Jordan Hayes wrote:
> > >Like I said, maybe it's just my experience (so I'm my own muppet!),
> > >but I see whole groups of people who graduated from the same big
> > >colleges in the same decades who worked for the same 50 large
> > >companies and they couldn't be more different in their productivity.
Doug Henwood wrote:
> > Large pool of workers. Averages. Central tendencies.
> >
> > And what's "more different"? 2 to 1? 10 to 1?
Peter van Heusden:
> Vast difference in 'productivity' are stock-in-trade in discussions
> amongst programmers - the story goes that some workers are vastly
> more productive (as in producing more working code) than others. The
> same might be the case in other 'knowledge-based' fields.
>
> Now, I have seen a couple of amazing examples of this - where someone
> codes something into existence in what seems like an impossibly short
> amount of time (see the Dilbert strips with Zimbu the monkey programming
> using his tail for a good illustration of how this is perceived) - but in
> general I think the emphasis on differences in personal productivity a)
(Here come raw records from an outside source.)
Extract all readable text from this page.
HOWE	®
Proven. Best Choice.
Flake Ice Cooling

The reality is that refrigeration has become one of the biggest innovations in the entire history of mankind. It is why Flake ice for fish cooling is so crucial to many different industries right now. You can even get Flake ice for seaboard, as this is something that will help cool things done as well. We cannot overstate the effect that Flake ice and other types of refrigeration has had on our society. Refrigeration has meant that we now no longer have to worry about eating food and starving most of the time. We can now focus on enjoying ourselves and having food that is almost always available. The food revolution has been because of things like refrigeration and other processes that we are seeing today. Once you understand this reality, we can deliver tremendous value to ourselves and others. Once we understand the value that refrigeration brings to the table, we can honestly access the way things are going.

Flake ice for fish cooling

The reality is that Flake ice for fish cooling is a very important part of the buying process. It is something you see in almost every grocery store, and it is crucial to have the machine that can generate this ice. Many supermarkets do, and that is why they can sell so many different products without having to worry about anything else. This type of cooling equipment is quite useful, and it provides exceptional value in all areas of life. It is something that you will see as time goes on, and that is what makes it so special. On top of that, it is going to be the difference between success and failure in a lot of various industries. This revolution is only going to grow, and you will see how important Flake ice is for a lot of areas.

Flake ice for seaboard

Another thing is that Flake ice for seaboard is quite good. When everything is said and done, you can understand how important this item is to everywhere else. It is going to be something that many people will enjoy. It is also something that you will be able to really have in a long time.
> ignore experience (which counts a hell of a lot in programming) b) ignores
> social factors, like the ability to code till 3am because of no other
> commitments.
>
> Also, the worship of productivity is in my mind at least a factor in
> presenting the ideal programmer as a truly 'One Dimensional Man' - in
> the context of the Internet, and 'free software', programmers encounter
> each other purely as a set of text and an email address - this erasure
> of the social functions to maintain an ideal which is individualised
> (and as kelly could abundantly point out, gendered, racialised,
> 'classed' (if that's the right word), etc.) In turn, this feeds into a
> kind of identification with the job which is exploited by managers,
> what I've called in the past '2nd order Taylorism'.
>
> No doubt this could all do with some more research.
Having been in the computer programming field most of my working life, and having participated in the endless, usually very self-serving discussions of the supposed enormous difference in productivity between some people and others, and having compared those theories with the actualities of daily working life, is what caused me to write that productivity is a mystery. I could recite my observations, but they would all be anecdotal.
Let me instead put the shoe on the other foot and ask: Where is a theory of work and productivity grounded in phenomena, where the work has not been completely commodified and dumbed-down to the level of mechanical operation? If there is no such theory which people agree upon, how can rewards be apportioned according to productivity, rather than according to an appearance of productivity brought about by the prejudice and power I mentioned? I think the answer is obvious, and I think it's because production _is_ a mystery, an outcome of complex social interactions which are not well understood, in which the roles of many of the participants are effaced or downgraded for political reasons.